One of the sleeping Norwegians called out the name Berit. Whoever she was.
The rest of Crocker’s team had returned to their tent, where their team leader hoped they were resting for the climb ahead.
He and the Norwegian spent hours comparing backgrounds and sharing stories about their children, tastes in food, music, and women, the economic states of their respective countries. All prelude.
“Last one for me,” Crocker announced.
They agreed on lots of things—including love, loyalty, and the need to protect their citizenry from the savagery of certain people.
Mikael frowned and cleared his throat. “For the better part of a year I’ve been on a fact-finding mission regarding a problem that plagues our country.”
“What problem is that?”
“Normal crimes of passion, drugs, prostitution, these aren’t things that I like, but as a realist I understand that they’re acceptable to a certain extent,” Mikael continued. “They don’t involve so many innocent victims.”
Crocker thought he knew what the Norwegian meant. He said, “That’s another way of saying that people get caught up in nasty shit because they’re weak for one reason or another. They do, or maybe they don’t, see what’s coming as a result.”
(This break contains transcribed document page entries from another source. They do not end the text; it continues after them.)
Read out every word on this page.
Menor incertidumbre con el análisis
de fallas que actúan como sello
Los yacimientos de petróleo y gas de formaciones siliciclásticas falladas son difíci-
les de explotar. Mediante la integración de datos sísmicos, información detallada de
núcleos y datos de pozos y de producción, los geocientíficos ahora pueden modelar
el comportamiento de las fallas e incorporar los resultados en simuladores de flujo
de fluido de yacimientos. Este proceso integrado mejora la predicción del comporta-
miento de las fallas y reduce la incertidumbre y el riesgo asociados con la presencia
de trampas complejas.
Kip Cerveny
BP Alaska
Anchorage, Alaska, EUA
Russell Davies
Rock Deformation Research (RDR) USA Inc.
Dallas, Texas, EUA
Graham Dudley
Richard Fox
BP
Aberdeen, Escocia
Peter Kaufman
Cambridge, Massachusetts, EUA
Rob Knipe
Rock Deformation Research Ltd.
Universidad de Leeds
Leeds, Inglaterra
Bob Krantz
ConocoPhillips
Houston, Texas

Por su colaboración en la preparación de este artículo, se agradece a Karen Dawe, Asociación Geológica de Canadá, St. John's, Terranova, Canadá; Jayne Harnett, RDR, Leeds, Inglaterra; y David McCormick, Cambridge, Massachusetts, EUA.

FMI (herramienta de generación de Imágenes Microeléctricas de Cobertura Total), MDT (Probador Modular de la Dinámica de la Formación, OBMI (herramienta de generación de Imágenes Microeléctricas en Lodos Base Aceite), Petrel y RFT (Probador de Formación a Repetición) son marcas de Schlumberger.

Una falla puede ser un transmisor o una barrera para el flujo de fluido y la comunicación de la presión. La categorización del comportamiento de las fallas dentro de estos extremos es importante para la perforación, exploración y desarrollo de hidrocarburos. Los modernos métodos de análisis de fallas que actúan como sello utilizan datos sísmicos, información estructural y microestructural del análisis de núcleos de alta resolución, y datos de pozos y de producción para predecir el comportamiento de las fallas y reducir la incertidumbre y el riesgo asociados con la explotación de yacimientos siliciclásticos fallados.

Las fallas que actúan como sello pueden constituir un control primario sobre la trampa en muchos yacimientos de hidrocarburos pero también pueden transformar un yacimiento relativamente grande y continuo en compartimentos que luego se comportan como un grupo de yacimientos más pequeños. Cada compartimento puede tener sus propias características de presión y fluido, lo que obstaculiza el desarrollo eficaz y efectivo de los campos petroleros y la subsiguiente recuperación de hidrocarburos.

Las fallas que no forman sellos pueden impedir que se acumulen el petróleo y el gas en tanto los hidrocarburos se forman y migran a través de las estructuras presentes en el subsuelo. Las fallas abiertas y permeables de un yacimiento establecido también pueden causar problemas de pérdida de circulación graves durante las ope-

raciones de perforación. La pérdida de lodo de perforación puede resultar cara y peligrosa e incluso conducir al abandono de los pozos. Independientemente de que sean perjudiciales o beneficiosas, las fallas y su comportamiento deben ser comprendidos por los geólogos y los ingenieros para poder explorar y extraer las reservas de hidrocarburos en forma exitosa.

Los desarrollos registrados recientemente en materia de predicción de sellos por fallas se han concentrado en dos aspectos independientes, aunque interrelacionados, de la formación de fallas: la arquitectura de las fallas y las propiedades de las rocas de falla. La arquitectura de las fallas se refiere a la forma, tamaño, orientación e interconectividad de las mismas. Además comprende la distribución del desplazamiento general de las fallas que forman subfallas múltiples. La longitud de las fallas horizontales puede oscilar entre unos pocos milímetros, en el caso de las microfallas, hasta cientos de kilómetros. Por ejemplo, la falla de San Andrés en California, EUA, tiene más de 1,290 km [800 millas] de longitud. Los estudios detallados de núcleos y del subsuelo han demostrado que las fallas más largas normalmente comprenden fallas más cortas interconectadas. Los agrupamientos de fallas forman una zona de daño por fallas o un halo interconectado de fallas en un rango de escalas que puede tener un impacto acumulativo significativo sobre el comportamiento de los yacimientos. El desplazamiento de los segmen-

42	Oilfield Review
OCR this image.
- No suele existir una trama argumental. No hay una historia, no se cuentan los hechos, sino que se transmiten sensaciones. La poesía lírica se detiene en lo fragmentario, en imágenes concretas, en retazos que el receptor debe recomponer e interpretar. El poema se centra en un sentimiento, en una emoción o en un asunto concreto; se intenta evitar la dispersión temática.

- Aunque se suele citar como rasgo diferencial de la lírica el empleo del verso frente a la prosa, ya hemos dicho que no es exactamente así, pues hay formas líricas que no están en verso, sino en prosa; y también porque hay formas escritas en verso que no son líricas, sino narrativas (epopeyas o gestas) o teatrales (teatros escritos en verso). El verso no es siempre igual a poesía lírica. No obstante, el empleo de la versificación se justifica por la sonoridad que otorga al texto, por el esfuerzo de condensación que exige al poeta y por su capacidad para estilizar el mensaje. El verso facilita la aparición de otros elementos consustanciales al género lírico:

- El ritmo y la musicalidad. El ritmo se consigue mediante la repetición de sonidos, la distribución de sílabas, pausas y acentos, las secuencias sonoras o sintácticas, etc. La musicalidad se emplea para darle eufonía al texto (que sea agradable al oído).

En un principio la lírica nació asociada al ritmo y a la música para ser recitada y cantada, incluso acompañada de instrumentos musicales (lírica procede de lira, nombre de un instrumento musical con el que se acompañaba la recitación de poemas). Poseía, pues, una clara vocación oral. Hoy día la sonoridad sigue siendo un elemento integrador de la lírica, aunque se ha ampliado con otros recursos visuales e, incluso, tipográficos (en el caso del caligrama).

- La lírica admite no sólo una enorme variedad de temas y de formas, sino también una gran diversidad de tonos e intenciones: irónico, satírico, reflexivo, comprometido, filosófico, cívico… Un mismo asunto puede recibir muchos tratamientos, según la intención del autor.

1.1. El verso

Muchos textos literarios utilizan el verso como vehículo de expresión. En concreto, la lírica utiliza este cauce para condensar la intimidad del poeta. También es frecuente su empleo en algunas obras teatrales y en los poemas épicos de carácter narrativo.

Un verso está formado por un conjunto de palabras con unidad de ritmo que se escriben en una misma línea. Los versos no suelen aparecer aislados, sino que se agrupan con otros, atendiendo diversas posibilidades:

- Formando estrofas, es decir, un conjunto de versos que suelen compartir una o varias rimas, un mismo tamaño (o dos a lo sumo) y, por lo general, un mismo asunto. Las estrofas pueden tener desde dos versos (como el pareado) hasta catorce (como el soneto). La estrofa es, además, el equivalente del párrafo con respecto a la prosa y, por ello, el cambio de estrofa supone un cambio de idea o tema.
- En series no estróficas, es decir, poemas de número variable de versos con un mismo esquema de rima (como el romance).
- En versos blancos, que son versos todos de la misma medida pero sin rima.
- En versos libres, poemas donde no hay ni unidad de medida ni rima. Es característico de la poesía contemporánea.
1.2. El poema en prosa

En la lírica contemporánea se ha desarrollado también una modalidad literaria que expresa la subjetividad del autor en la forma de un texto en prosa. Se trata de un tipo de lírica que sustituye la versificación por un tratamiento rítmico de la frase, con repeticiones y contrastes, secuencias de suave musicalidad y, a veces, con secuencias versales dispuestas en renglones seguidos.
Mikael lowered his voice to a whisper. “What I’m going to discuss with you now is just between the two of us.”
“Understood.”
“My leader and dear friend the king of Norway, Harald V, has asked me to take this up as his personal mission. It’s something that offends him deeply as the leader of our country, and as a husband, father, and grandfather to five young children.”